Der damalige Städteplaner Dipl. Ing. Hofmann aus Rottweil entwarf diesem Wunsch entsprechend seine Pläne für den Marktplatz, die auch eine Vergrößerung des Bereichs um den Kreuzplatz mit einer Erschließungsstraße vorsahen.
Bereits in der ersten Sitzung am 24. November 1964 unter Teufel wurde dieser Beschluss und weitere Bauanträge gekippt und der Weg für eine große Lösung geebnet. Diese versetzte den Ortskern 350 Meter entlang der Hauptstraße nach Norden. Damit verbunden war auch die Öffnung der Hauptstraße in Richtung des Baugebiets Bulzen, der insgesamt sieben Wohnhäuser entlang der Hauptstraße vom Kreuzplatz bis zur alten Turnhalle zum Opfer fallen sollten.

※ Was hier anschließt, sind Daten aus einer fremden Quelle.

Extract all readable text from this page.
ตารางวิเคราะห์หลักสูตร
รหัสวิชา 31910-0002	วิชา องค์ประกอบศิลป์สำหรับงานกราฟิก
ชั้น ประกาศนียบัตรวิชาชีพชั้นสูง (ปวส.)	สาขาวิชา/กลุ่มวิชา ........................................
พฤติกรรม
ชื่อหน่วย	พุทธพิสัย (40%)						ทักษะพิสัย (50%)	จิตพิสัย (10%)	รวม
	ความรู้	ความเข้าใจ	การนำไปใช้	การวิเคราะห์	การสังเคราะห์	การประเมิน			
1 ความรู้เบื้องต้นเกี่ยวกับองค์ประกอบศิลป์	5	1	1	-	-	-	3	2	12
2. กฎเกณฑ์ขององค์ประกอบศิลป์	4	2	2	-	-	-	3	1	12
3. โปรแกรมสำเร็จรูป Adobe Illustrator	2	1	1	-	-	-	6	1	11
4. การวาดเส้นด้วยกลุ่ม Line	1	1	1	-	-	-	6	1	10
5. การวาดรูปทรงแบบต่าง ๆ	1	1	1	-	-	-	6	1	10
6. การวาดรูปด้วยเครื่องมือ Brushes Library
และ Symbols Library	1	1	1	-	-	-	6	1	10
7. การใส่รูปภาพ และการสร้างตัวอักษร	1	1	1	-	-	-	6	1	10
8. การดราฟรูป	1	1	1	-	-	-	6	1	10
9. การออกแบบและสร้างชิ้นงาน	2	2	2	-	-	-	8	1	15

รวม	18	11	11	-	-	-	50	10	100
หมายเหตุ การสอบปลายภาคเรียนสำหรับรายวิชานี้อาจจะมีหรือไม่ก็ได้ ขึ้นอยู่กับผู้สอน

Mit der Bulzenstraße, der späteren Sallancher Straße, schuf man eine Erschließungsstraße zu diesem Baugebiet und eine Verbindung zur Landesstraße nach Schura. Die Alleenstraße, die heute quer über den Marktplatz verlaufen würde, verlor indes ihre Anbindung an die Hauptstraße im Bereich des Kreuzplatzes. Die alte Keil-Apotheke, das Nachbarsgebäude von Elektro-Aich, Feuerwehrmagazin
und der Farrenstall wurden ebenfalls nach 1967 sukzessive abgerissen, um dem neuen Stadtkern Raum zu verschaffen.
Das Baugebiet Bulzen – zuvor für Wohnhäuser gedacht – wurde zum angrenzenden Schulzentrum mit den späteren Bauten des neuen Gymnasiums und der Rupert Mayer Schule. Am 8. Mai 1967 vergab der Gemeinderat dann schließlich die Abrissarbeiten für die Gebäude Hauptstraße 135 und 137 (Haus Russmann und Griesser) in direkter Nachbarschaft zur alten Turnhalle, mit der diese Umbauarbeiten ihren Anfang nahmen.
Neubau der Volksbank
In diesem Bereich entstand noch im selben Jahr der Neubau der Genossenschaftsbank/Volksbank, im Dezember feierte man bereits das Richtfest. Erst rund zehn Jahre später übergaben die Stadtväter schließlich im Rahmen des Gesamtensembles den Rathausneubau am 1. Januar 1977 seiner Bestimmung.